Mortgage rates continue to fall, amid a new wave of uncertainty about the recovery of the U.S. economy after the COVID-19 pandemic. The average 30-year mortgage rate fell this week to 3.04% from 3.11% last week, according to Bankrate’s weekly survey of major lenders.
What did refinance rates do today?
|30-year fixed rate||2.990%||3.160%|
|20-year fixed rate||2.850%||3.030%|
|15-year fixed rate||2.320%||2.550%|
|ARM rate 10/1||3.720%||4.150%|
Should I lock my mortgage rate today 2020?
If you want to avoid the uncertainty and preserve the rate on your mortgage offer, get a mortgage interest rate freeze. Interest rate locks can offer peace of mind to borrowers, but they’re not foolproof – you could miss out on a lower interest rate after the lock-up, and your loan might not be closed until the lock expires. .
What will interest rates be in 2022?
The FOMC expects the rate to drop to 3.8% and 3.5% in 2022 and 2023, respectively.
Are mortgage rates expected to go up or down in 2020?
In 2020, we saw mortgage rates hit one record high after another. But many experts expect rates to rise in 2021. As the economy begins to reopen, we should see mortgage and refinancing rates rise.
Did mortgage interest rates drop today?
Today’s Mortgage Refinance Rates Go Down – July 15, 2021 The 30-year average fixed refinance rate is 3.10%, down 4 basis points from a week ago. The 15-year average fixed refi rate is now 2.43%, down 1 basis point from the same period last week.
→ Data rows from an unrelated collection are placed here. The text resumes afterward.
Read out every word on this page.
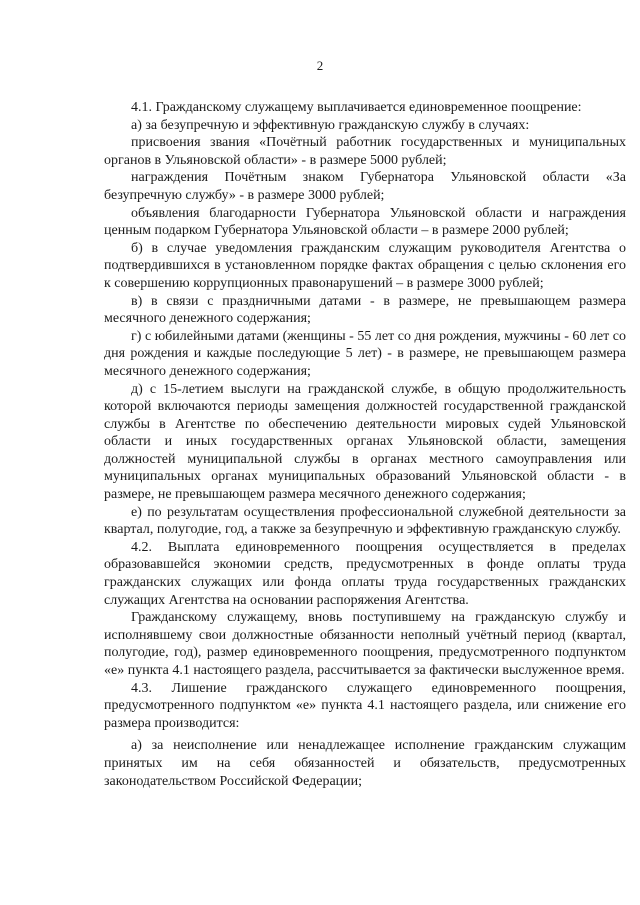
2

4.1. Гражданскому служащему выплачивается единовременное поощрение:

а) за безупречную и эффективную гражданскую службу в случаях:

присвоения звания «Почётный работник государственных и муниципальных органов в Ульяновской области» - в размере 5000 рублей;

награждения Почётным знаком Губернатора Ульяновской области «За безупречную службу» - в размере 3000 рублей;

объявления благодарности Губернатора Ульяновской области и награждения ценным подарком Губернатора Ульяновской области – в размере 2000 рублей;

б) в случае уведомления гражданским служащим руководителя Агентства о подтвердившихся в установленном порядке фактах обращения с целью склонения его к совершению коррупционных правонарушений – в размере 3000 рублей;

в) в связи с праздничными датами - в размере, не превышающем размера месячного денежного содержания;

г) с юбилейными датами (женщины - 55 лет со дня рождения, мужчины - 60 лет со дня рождения и каждые последующие 5 лет) - в размере, не превышающем размера месячного денежного содержания;

д) с 15-летием выслуги на гражданской службе, в общую продолжительность которой включаются периоды замещения должностей государственной гражданской службы в Агентстве по обеспечению деятельности мировых судей Ульяновской области и иных государственных органах Ульяновской области, замещения должностей муниципальной службы в органах местного самоуправления или муниципальных органах муниципальных образований Ульяновской области - в размере, не превышающем размера месячного денежного содержания;

е) по результатам осуществления профессиональной служебной деятельности за квартал, полугодие, год, а также за безупречную и эффективную гражданскую службу.

4.2. Выплата единовременного поощрения осуществляется в пределах образовавшейся экономии средств, предусмотренных в фонде оплаты труда гражданских служащих или фонда оплаты труда государственных гражданских служащих Агентства на основании распоряжения Агентства.

Гражданскому служащему, вновь поступившему на гражданскую службу и исполнявшему свои должностные обязанности неполный учётный период (квартал, полугодие, год), размер единовременного поощрения, предусмотренного подпунктом «е» пункта 4.1 настоящего раздела, рассчитывается за фактически выслуженное время.

4.3. Лишение гражданского служащего единовременного поощрения, предусмотренного подпунктом «е» пункта 4.1 настоящего раздела, или снижение его размера производится:

а) за неисполнение или ненадлежащее исполнение гражданским служащим принятых им на себя обязанностей и обязательств, предусмотренных законодательством Российской Федерации;
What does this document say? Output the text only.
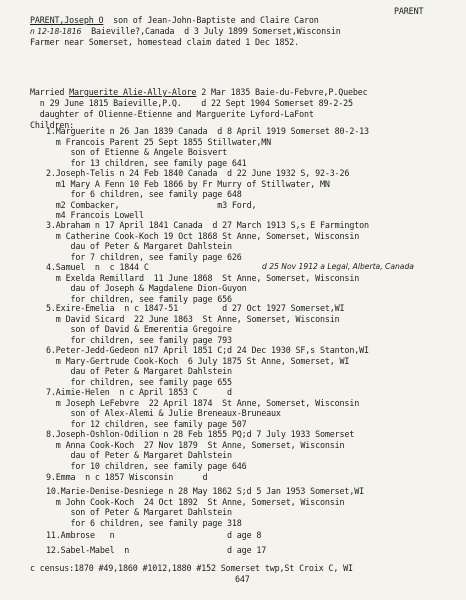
PARENT
PARENT,Joseph O  son of Jean-John-Baptiste and Claire Caron
n 12-18-1816  Baieville?,Canada  d 3 July 1899 Somerset,Wisconsin
Farmer near Somerset, homestead claim dated 1 Dec 1852.
Married Marguerite Alie-Ally-Alore 2 Mar 1835 Baie-du-Febvre,P.Quebec
n 29 June 1815 Baieville,P.Q.    d 22 Sept 1904 Somerset 89-2-25
daughter of Olienne-Etienne and Marguerite Lyford-LaFont
Children:
1.Marguerite n 26 Jan 1839 Canada  d 8 April 1919 Somerset 80-2-13
m Francois Parent 25 Sept 1855 Stillwater,MN
son of Etienne & Angele Boisvert
for 13 children, see family page 641
2.Joseph-Telis n 24 Feb 1840 Canada  d 22 June 1932 S, 92-3-26
m1 Mary A Fenn 10 Feb 1866 by Fr Murry of Stillwater, MN
for 6 children, see family page 648
m2 Combacker,                    m3 Ford,
m4 Francois Lowell
3.Abraham n 17 April 1841 Canada  d 27 March 1913 S,s E Farmington
m Catherine Cook-Koch 19 Oct 1868 St Anne, Somerset, Wisconsin
dau of Peter & Margaret Dahlstein
for 7 children, see family page 626
4.Samuel  n  c 1844 C
m Exelda Remillard  11 June 1868  St Anne, Somerset, Wisconsin
dau of Joseph & Magdalene Dion-Guyon
for children, see family page 656
d 25 Nov 1912 a Legal, Alberta, Canada
5.Exire-Emelia  n c 1847-51         d 27 Oct 1927 Somerset,WI
m David Sicard  22 June 1863  St Anne, Somerset, Wisconsin
son of David & Emerentia Gregoire
for children, see family page 793
6.Peter-Jedd-Gedeon n17 April 1851 C;d 24 Dec 1930 SF,s Stanton,WI
m Mary-Gertrude Cook-Koch  6 July 1875 St Anne, Somerset, WI
dau of Peter & Margaret Dahlstein
for children, see family page 655
7.Aimie-Helen  n c April 1853 C      d
m Joseph LeFebvre  22 April 1874  St Anne, Somerset, Wisconsin
son of Alex-Alemi & Julie Breneaux-Bruneaux
for 12 children, see family page 507
8.Joseph-Oshlon-Odilion n 28 Feb 1855 PQ;d 7 July 1933 Somerset
m Anna Cook-Koch  27 Nov 1879  St Anne, Somerset, Wisconsin
dau of Peter & Margaret Dahlstein
for 10 children, see family page 646
9.Emma  n c 1857 Wisconsin      d
10.Marie-Denise-Desniege n 28 May 1862 S;d 5 Jan 1953 Somerset,WI
m John Cook-Koch  24 Oct 1892  St Anne, Somerset, Wisconsin
son of Peter & Margaret Dahlstein
for 6 children, see family page 318
11.Ambrose   n                       d age 8
12.Sabel-Mabel  n                    d age 17
c census:1870 #49,1860 #1012,1880 #152 Somerset twp,St Croix C, WI
647
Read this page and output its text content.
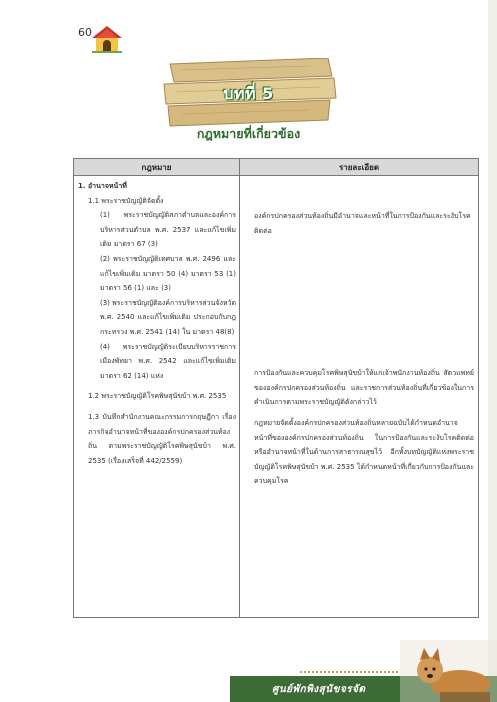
60
บทที่ 5
กฎหมายที่เกี่ยวข้อง
กฎหมาย	รายละเอียด

1. อำนาจหน้าที่

1.1 พระราชบัญญัติจัดตั้ง

(1) พระราชบัญญัติสภาตำบลและองค์การบริหารส่วนตำบล พ.ศ. 2537 และแก้ไขเพิ่มเติม มาตรา 67 (3)

(2) พระราชบัญญัติเทศบาล พ.ศ. 2496 และแก้ไขเพิ่มเติม มาตรา 50 (4) มาตรา 53 (1) มาตรา 56 (1) และ (3)

(3) พระราชบัญญัติองค์การบริหารส่วนจังหวัด พ.ศ. 2540 และแก้ไขเพิ่มเติม ประกอบกับกฎกระทรวง พ.ศ. 2541 (14) ใน มาตรา 48(8)

(4) พระราชบัญญัติระเบียบบริหารราชการเมืองพัทยา พ.ศ. 2542 และแก้ไขเพิ่มเติม มาตรา 62 (14) แห่ง

1.2 พระราชบัญญัติโรคพิษสุนัขบ้า พ.ศ. 2535

1.3 บันทึกสำนักงานคณะกรรมการกฤษฎีกา เรื่อง ภารกิจอำนาจหน้าที่ขององค์กรปกครองส่วนท้องถิ่น ตามพระราชบัญญัติโรคพิษสุนัขบ้า พ.ศ. 2535 (เรื่องเสร็จที่ 442/2559)

องค์กรปกครองส่วนท้องถิ่นมีอำนาจและหน้าที่ในการป้องกันและระงับโรคติดต่อ

การป้องกันและควบคุมโรคพิษสุนัขบ้าให้แก่เจ้าพนักงานท้องถิ่น สัตวแพทย์ขององค์กรปกครองส่วนท้องถิ่น และราชการส่วนท้องถิ่นที่เกี่ยวข้องในการดำเนินการตามพระราชบัญญัติดังกล่าวไว้

กฎหมายจัดตั้งองค์กรปกครองส่วนท้องถิ่นหลายฉบับได้กำหนดอำนาจหน้าที่ขององค์กรปกครองส่วนท้องถิ่น ในการป้องกันและระงับโรคติดต่อ หรืออำนาจหน้าที่ในด้านการสาธารณสุขไว้ อีกทั้งบทบัญญัติแห่งพระราชบัญญัติโรคพิษสุนัขบ้า พ.ศ. 2535 ได้กำหนดหน้าที่เกี่ยวกับการป้องกันและควบคุมโรค

ศูนย์พักพิงสุนัขจรจัด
What was the lowest mortgage rate in 2020?
Mortgage rates in 2020 have fallen due to the Federal Reserve’s rate cut in response to COVID-19. As of this writing in November 2020, the 30-year average fixed mortgage rate with a down payment of 20% had just hit new records of 2.72% according to Freddie Mac.
What is the lowest mortgage rate ever?
The trend in mortgage rates continued to decline until rates fell to 3.31% in November 2012, the lowest level in mortgage rate history.